Estes com séculos de história e "ocorrências", são eles os mais menosprezados na orgânica da protecção civil. O regime de voluntariado predominante em Portugal tem "encostado" a carreira profissional para um lugar que não cabe numa sociedade, dita moderna, de hoje. Usa-se e abusa-se do voluntariado intrínseco dos bombeiros em Portugal. Por isso, não poderia deixar de me solidarizar com o combate às restrições financeiras das corporações em Portugal.

post scriptum: Quando é que teremos, fisicamente, uma Equipa de Intervenção Permanente em Cabeceiras de Basto?

12 março 2008

Equipas de Intervenção Permanente (EIP)- Cabeceiras de Basto

Possuímos, seres do interior esquecido, um estado político, social e humano condicionado pelas diferenças e injustiças regionais.

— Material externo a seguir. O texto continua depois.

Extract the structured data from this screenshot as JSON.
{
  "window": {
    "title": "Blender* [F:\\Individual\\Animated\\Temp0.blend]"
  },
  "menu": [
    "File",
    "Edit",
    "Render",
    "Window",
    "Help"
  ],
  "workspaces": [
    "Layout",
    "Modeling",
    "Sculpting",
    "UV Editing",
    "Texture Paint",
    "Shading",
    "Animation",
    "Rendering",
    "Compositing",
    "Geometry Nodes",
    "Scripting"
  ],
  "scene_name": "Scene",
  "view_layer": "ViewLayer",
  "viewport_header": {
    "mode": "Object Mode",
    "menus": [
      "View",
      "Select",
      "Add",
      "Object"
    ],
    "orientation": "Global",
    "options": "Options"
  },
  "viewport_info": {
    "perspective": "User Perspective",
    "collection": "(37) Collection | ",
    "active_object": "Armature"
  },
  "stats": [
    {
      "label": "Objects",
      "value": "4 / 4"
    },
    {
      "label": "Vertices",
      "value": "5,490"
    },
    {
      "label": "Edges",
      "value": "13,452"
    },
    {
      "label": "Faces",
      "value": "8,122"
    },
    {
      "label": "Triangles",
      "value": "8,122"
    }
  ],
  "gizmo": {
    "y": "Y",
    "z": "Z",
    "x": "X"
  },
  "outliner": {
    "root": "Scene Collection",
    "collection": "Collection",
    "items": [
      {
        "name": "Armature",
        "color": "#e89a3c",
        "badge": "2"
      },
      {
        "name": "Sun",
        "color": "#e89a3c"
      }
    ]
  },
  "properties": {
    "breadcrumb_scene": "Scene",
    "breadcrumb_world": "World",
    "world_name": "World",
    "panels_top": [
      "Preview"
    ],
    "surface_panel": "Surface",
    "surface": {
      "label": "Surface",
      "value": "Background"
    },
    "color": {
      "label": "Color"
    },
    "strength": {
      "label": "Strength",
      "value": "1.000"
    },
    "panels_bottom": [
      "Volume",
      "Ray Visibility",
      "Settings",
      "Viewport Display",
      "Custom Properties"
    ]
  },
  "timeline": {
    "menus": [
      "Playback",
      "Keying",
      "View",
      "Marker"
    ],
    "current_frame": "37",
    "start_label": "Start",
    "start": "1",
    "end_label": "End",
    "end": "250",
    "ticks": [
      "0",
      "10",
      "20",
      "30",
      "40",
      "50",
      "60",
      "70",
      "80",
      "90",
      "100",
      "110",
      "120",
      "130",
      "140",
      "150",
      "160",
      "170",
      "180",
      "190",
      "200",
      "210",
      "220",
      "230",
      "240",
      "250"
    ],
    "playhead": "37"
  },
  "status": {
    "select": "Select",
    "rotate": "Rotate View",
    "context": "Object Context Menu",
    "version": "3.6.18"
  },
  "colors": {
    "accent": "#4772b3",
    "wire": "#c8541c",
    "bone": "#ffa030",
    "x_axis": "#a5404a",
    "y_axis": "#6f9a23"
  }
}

Ganhámos qualidade de vida bucólica, algumas vezes ameaçada, em detrimento de oportunidades e equidade.

Sinto agrado, por ser cidadão carente de uma protecção civil melhor e bombeiro voluntário que visualiza uma melhoria na qualidade técnica do corpo activo da corporação, pela iminente implementação das Equipas de Intervenção Permanente. Ansiávamos, sociedade em geral, por este protocolo e sua implementação já algum tempo.

Esta equipa de bombeiros irá elevar a qualidade técnica do socorro e a celeridade deste no concelho de Cabeceiras de Basto. Estas equipas serão comparticipadas, em 50 por cento, pelas Câmaras Municipais e pela Autoridade Nacional de Protecção Civil. Além de uma medida relevante ao nível de protecção civil terá uma repercussão a nível social, embora pequena, no âmbito do emprego. Servirá para melhorar e/ou criar novos postos de trabalho "desafogando" cidadãos no desemprego ou em condições precárias. Um bem haja à futura Equipa de Intervenção Permanente de Cabeceiras de Basto.